Hi there,
I have seen this issue before and it seems stills to apply.
I am using this version via pyspark:
ss = (
SparkSession.builder.appName("ES")
.config("spark.driver.memory", "8g")
.config(
"spark.jars.packages",
"org.elasticsearch:elasticsearch-spark-30_2.12:7.13.0"
)
.getOrCreate()
)
Print Schema works:
root
|-- @timestamp: timestamp (nullable = true)
|-- AuthenticationPackage: string (nullable = true)
|-- Destination: string (nullable = true)
|-- DomainName: string (nullable = true)
|-- EventID: long (nullable = true)
|-- FailureReason: string (nullable = true)
|-- LogHost: string (nullable = true)
|-- LogonID: string (nullable = true)
|-- LogonType: long (nullable = true)
|-- LogonTypeDescription: string (nullable = true)
|-- ParentProcessID: string (nullable = true)
|-- ParentProcessName: string (nullable = true)
|-- ProcessID: string (nullable = true)
|-- ProcessName: string (nullable = true)
|-- ServiceName: string (nullable = true)
|-- Source: string (nullable = true)
|-- Status: string (nullable = true)
|-- SubjectDomainName: string (nullable = true)
|-- SubjectLogonID: string (nullable = true)
|-- SubjectUserName: string (nullable = true)

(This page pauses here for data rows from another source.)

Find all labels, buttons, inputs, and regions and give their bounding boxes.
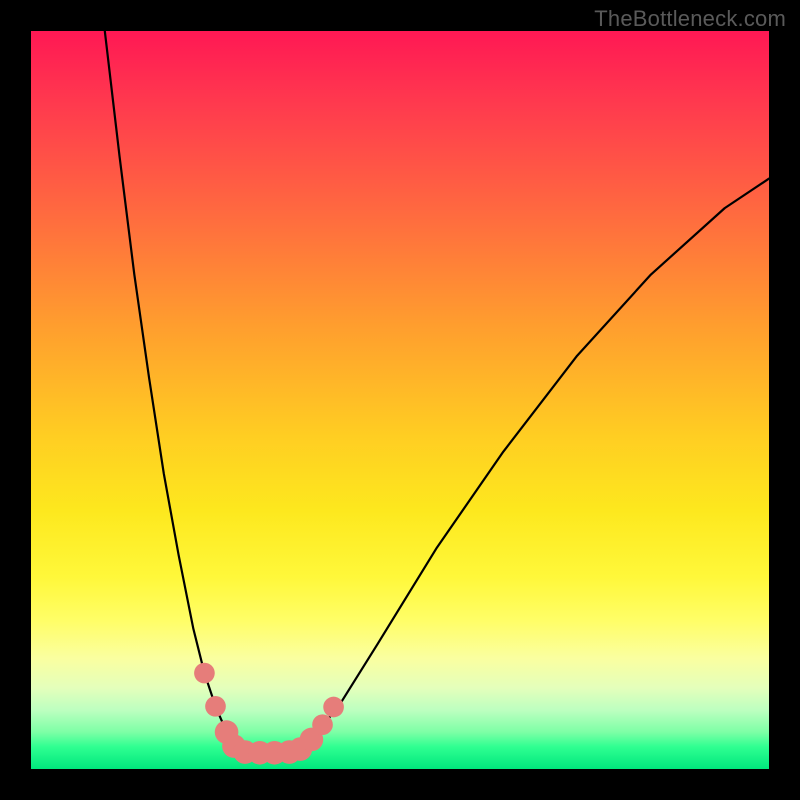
- chart-container: TheBottleneck.com: [0, 0, 800, 800]
- data-marker: [312, 714, 333, 735]
- marker-group: [194, 663, 344, 765]
- curve-layer: [31, 31, 769, 769]
- data-marker: [205, 696, 226, 717]
- bottleneck-curve: [105, 31, 769, 753]
- watermark-label: TheBottleneck.com: [594, 6, 786, 32]
- data-marker: [323, 697, 344, 718]
- plot-area: [31, 31, 769, 769]
- data-marker: [194, 663, 215, 684]
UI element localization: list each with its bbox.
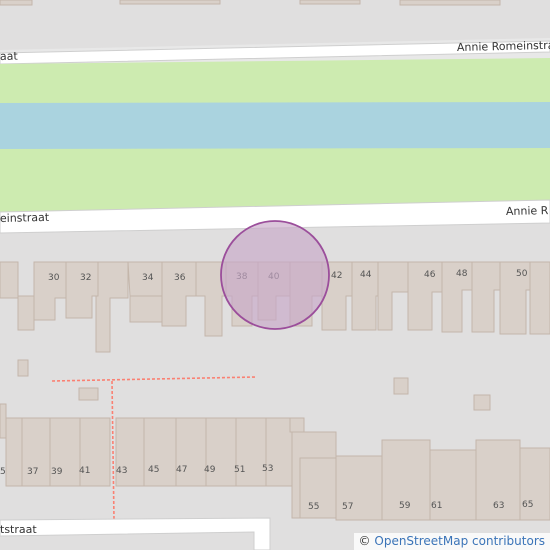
house-number: 34 [142, 273, 154, 283]
house-number: 65 [522, 500, 533, 510]
house-number: 53 [262, 464, 273, 474]
house-number: 59 [399, 501, 411, 511]
street-label-middle-left: einstraat [0, 211, 50, 225]
location-highlight-circle[interactable] [220, 220, 330, 330]
canal-water [0, 102, 550, 149]
house-number: 32 [80, 273, 91, 283]
street-label-bottom-left: tstraat [0, 523, 37, 536]
house-number: 42 [331, 271, 342, 281]
house-number: 5 [0, 467, 6, 477]
house-number: 36 [174, 273, 186, 283]
house-number: 46 [424, 270, 436, 280]
house-number: 47 [176, 465, 187, 475]
map-view[interactable]: aat Annie Romeinstraat einstraat Annie R… [0, 0, 550, 550]
house-number: 43 [116, 466, 127, 476]
house-number: 50 [516, 269, 528, 279]
house-number: 44 [360, 270, 372, 280]
house-number: 61 [431, 501, 442, 511]
house-number: 51 [234, 465, 245, 475]
house-number: 39 [51, 467, 63, 477]
street-label-top: Annie Romeinstraat [457, 39, 550, 54]
copyright-symbol: © [358, 534, 371, 548]
house-number: 49 [204, 465, 216, 475]
house-number: 63 [493, 501, 504, 511]
house-number: 45 [148, 465, 159, 475]
map-canvas: aat Annie Romeinstraat einstraat Annie R… [0, 0, 550, 550]
house-number: 37 [27, 467, 38, 477]
house-number: 48 [456, 269, 468, 279]
house-number: 41 [79, 466, 90, 476]
house-number: 30 [48, 273, 60, 283]
attribution-link[interactable]: OpenStreetMap contributors [374, 534, 545, 548]
map-attribution: © OpenStreetMap contributors [353, 533, 550, 550]
street-label-middle-right: Annie R [506, 204, 549, 218]
street-label-top-left: aat [0, 50, 19, 63]
house-number: 55 [308, 502, 319, 512]
house-number: 57 [342, 502, 353, 512]
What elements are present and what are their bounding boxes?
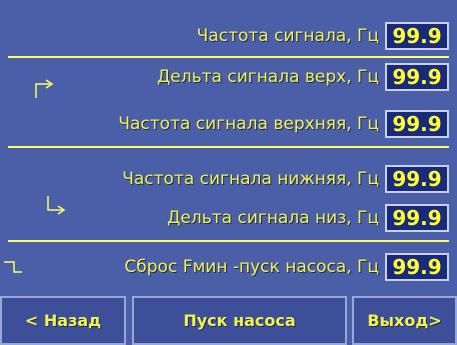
arrow-down-right-icon [44, 194, 66, 216]
param-row-signal-frequency: Частота сигнала, Гц 99.9 [0, 16, 457, 56]
param-label: Сброс Fмин -пуск насоса, Гц [124, 257, 379, 277]
back-button[interactable]: < Назад [0, 296, 126, 345]
exit-button[interactable]: Выход> [352, 296, 457, 345]
param-label: Частота сигнала, Гц [196, 26, 379, 46]
param-value[interactable]: 99.9 [385, 204, 449, 232]
separator [8, 146, 449, 148]
param-value[interactable]: 99.9 [385, 63, 449, 91]
param-label: Частота сигнала верхняя, Гц [118, 114, 379, 134]
param-value[interactable]: 99.9 [385, 22, 449, 50]
start-pump-button[interactable]: Пуск насоса [132, 296, 347, 345]
param-row-delta-lower: Дельта сигнала низ, Гц 99.9 [0, 198, 457, 238]
reset-icon [2, 256, 24, 278]
param-row-reset-fmin: Сброс Fмин -пуск насоса, Гц 99.9 [0, 247, 457, 287]
param-row-delta-upper: Дельта сигнала верх, Гц 99.9 [0, 57, 457, 97]
param-label: Частота сигнала нижняя, Гц [122, 169, 379, 189]
param-label: Дельта сигнала верх, Гц [157, 67, 379, 87]
arrow-up-right-icon [32, 78, 54, 100]
param-label: Дельта сигнала низ, Гц [167, 208, 379, 228]
param-row-frequency-upper: Частота сигнала верхняя, Гц 99.9 [0, 104, 457, 144]
separator [8, 240, 449, 242]
param-value[interactable]: 99.9 [385, 110, 449, 138]
main-screen: Частота сигнала, Гц 99.9 Дельта сигнала … [0, 0, 457, 345]
param-row-frequency-lower: Частота сигнала нижняя, Гц 99.9 [0, 159, 457, 199]
param-value[interactable]: 99.9 [385, 253, 449, 281]
param-value[interactable]: 99.9 [385, 165, 449, 193]
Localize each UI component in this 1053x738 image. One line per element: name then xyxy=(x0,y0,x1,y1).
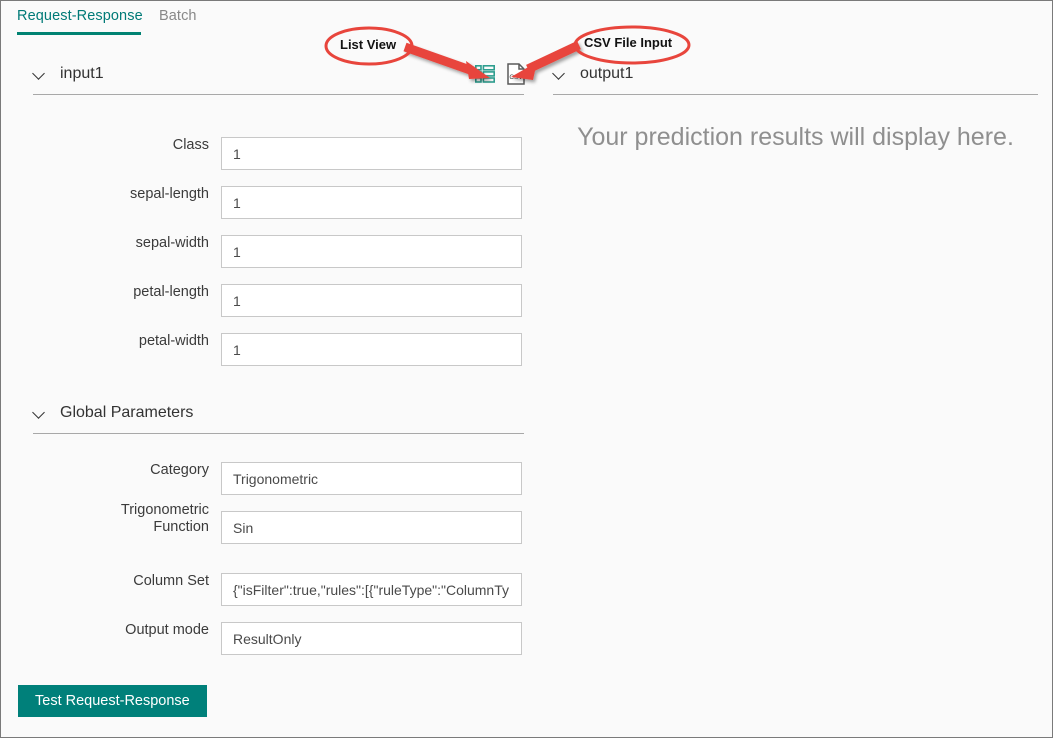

|-- Time: long (nullable = true)
|-- UserName: string (nullable = true)
|-- event: struct (nullable = true)
| |-- category: string (nullable = true)
|-- host: struct (nullable = true)
| |-- name: string (nullable = true)
|-- message: string (nullable = true)
|-- user: struct (nullable = true)
| |-- name: string (nullable = true)
However any operation like show triggers the positition not found error.
The mappings are correct:
{'mappings': {'unified-host': {'properties': {'@timestamp': {'type': 'date'},
'AuthenticationPackage': {'type': 'keyword'},
'Destination': {'type': 'text',
'fields': {'keyword': {'type': 'keyword', 'ignore_above': 256}}},
'DomainName': {'type': 'text',
'fields': {'keyword': {'type': 'keyword', 'ignore_above': 256}}},
'EventID': {'type': 'long'},
'FailureReason': {'type': 'text',
'fields': {'keyword': {'type': 'keyword', 'ignore_above': 256}}},
'LogHost': {'type': 'text',
'fields': {'keyword': {'type': 'keyword', 'ignore_above': 256}}},
'LogonID': {'type': 'text',
'fields': {'keyword': {'type': 'keyword', 'ignore_above': 256}}},
'LogonType': {'type': 'long'},
'LogonTypeDescription': {'type': 'text',
'fields': {'keyword': {'type': 'keyword', 'ignore_above': 256}}},
'ParentProcessID': {'type': 'text',
'fields': {'keyword': {'type': 'keyword', 'ignore_above': 256}}},
'ParentProcessName': {'type': 'text',
'fields': {'keyword': {'type': 'keyword', 'ignore_above': 256}}},
'ProcessID': {'type': 'text',
'fields': {'keyword': {'type': 'keyword', 'ignore_above': 256}}},
'ProcessName': {'type': 'text',
'fields': {'keyword': {'type': 'keyword', 'ignore_above': 256}}},
'ServiceName': {'type': 'text',
'fields': {'keyword': {'type': 'keyword', 'ignore_above': 256}}},
'Source': {'type': 'text',
'fields': {'keyword': {'type': 'keyword', 'ignore_above': 256}}},
'Status': {'type': 'text',
'fields': {'keyword': {'type': 'keyword', 'ignore_above': 256}}},
'SubjectDomainName': {'type': 'text',
'fields': {'keyword': {'type': 'keyword', 'ignore_above': 256}}},
'SubjectLogonID': {'type': 'text',
'fields': {'keyword': {'type': 'keyword', 'ignore_above': 256}}},
'SubjectUserName': {'type': 'text',
'fields': {'keyword': {'type': 'keyword', 'ignore_above': 256}}},
'Time': {'type': 'long'},
'UserName': {'type': 'text',
'fields': {'keyword': {'type': 'keyword', 'ignore_above': 256}}},
'event': {'properties': {'category': {'type': 'text',
'fields': {'keyword': {'type': 'keyword', 'ignore_above': 256}}}}},
'host': {'properties': {'name': {'type': 'text',
'fields': {'keyword': {'type': 'keyword', 'ignore_above': 256}}}}},
'message': {'type': 'keyword'},
'user': {'properties': {'name': {'type': 'text',
'fields': {'keyword': {'type': 'keyword', 'ignore_above': 256}}}}}}}}}}
Blockquote
Is this still related to the dot notation?
How can I workaround it? Is there a way to exclude specific fields?